DataNodes store the actual data blocks of files. Each block is replicated across multiple DataNodes as specified by the replication factor. DataNodes respond to read/write requests from clients and periodically report their status to the NameNode.
The Secondary NameNode periodically performs checkpointing by merging filesystem metadata and edit logs. This helps reduce NameNode recovery time in case of failure. It does not replace the NameNode.
The client provides an interface for users to interact with the mini HDFS system. It supports operations such as uploading files, reading files, and listing stored files.
- Each file is divided into fixed-size blocks.
- Every block is replicated across multiple DataNodes.
- If a DataNode fails, the NameNode detects the failure and redirects read requests to available replicas.
- Replication ensures data availability and reliability in case of node failures.
- Python 3.7 or higher
- Linux or Unix-based operating system recommended
- No external libraries required
git clone https://github.com/kaushal1014/18_Project1_BD.git
cd 18_Project1_BD
Edit the config.py file to configure:
- Number of DataNodes
- Replication factor
- Hostnames and ports
python3 namenode.py
Run each DataNode in a separate terminal:
python3 datanode_0.py
python3 datanode_1.py
python3 datanode_2.py
python3 client/client.py
(The exact commands depend on the client implementation.)

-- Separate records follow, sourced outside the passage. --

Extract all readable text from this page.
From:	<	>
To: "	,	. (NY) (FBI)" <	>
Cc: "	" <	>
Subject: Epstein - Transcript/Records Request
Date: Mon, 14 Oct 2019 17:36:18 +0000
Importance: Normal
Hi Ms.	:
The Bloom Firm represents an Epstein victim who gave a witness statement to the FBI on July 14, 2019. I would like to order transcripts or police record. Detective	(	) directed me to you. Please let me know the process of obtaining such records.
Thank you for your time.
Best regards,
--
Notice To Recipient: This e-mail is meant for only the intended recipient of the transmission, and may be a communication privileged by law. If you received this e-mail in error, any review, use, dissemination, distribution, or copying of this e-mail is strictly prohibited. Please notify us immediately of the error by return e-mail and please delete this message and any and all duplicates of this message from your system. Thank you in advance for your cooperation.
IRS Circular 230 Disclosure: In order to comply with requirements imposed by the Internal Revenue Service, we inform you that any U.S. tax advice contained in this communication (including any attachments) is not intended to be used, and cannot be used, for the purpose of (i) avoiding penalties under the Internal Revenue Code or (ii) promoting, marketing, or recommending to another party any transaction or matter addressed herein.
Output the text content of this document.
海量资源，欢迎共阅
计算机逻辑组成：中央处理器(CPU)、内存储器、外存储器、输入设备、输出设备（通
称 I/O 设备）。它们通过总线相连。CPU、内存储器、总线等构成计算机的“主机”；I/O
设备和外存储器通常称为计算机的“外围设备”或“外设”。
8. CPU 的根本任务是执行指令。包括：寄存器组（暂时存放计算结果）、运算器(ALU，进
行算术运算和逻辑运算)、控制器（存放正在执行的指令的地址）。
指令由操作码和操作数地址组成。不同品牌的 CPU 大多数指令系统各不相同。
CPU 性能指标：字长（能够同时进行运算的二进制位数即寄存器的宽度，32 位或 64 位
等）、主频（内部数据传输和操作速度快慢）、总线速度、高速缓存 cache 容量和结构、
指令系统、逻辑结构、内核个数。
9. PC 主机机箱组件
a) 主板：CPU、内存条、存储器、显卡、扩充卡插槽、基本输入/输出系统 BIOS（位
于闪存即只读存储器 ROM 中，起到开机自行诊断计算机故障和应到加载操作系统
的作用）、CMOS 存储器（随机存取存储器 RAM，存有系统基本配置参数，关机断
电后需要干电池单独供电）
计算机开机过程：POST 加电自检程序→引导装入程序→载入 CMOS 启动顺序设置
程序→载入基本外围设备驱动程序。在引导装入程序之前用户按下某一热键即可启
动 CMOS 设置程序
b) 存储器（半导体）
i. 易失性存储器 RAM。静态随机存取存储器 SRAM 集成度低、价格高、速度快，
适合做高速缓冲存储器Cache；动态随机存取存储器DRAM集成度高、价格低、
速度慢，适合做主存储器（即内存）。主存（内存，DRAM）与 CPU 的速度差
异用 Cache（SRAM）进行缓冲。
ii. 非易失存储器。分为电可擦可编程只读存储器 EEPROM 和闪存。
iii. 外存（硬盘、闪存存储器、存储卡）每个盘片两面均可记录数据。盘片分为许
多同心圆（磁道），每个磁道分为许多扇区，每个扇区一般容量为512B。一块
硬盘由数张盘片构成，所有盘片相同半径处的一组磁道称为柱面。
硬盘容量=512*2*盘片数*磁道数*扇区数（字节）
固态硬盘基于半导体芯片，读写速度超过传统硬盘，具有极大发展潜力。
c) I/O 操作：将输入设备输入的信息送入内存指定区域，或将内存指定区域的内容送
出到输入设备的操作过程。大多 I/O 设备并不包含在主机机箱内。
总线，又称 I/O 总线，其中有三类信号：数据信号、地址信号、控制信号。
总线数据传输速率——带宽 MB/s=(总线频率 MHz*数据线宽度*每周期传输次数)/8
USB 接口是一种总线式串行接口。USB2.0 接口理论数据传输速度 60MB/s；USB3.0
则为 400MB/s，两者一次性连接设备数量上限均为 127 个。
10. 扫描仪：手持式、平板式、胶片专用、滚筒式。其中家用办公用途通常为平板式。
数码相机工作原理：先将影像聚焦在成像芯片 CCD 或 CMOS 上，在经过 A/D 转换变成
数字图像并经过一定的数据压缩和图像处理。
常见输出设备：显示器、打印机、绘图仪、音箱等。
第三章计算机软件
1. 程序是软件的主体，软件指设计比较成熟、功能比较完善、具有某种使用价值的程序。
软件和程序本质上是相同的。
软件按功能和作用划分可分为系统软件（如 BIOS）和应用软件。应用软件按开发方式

- The client sends a request to store a file.
- The NameNode splits the file into blocks and decides replica placement.
- DataNodes store block replicas.
- Metadata is updated in the NameNode.
- During read operations, the client accesses the nearest available replica.
- On DataNode failure, the NameNode ensures continued access via replicas.
- Understanding HDFS architecture
- Demonstrating replication and fault tolerance
- Academic mini project for Big Data and Distributed Systems courses
This mini HDFS project demonstrates key features of HDFS including block replication and fault tolerance. It provides practical insight into how distributed storage systems maintain data reliability and availability.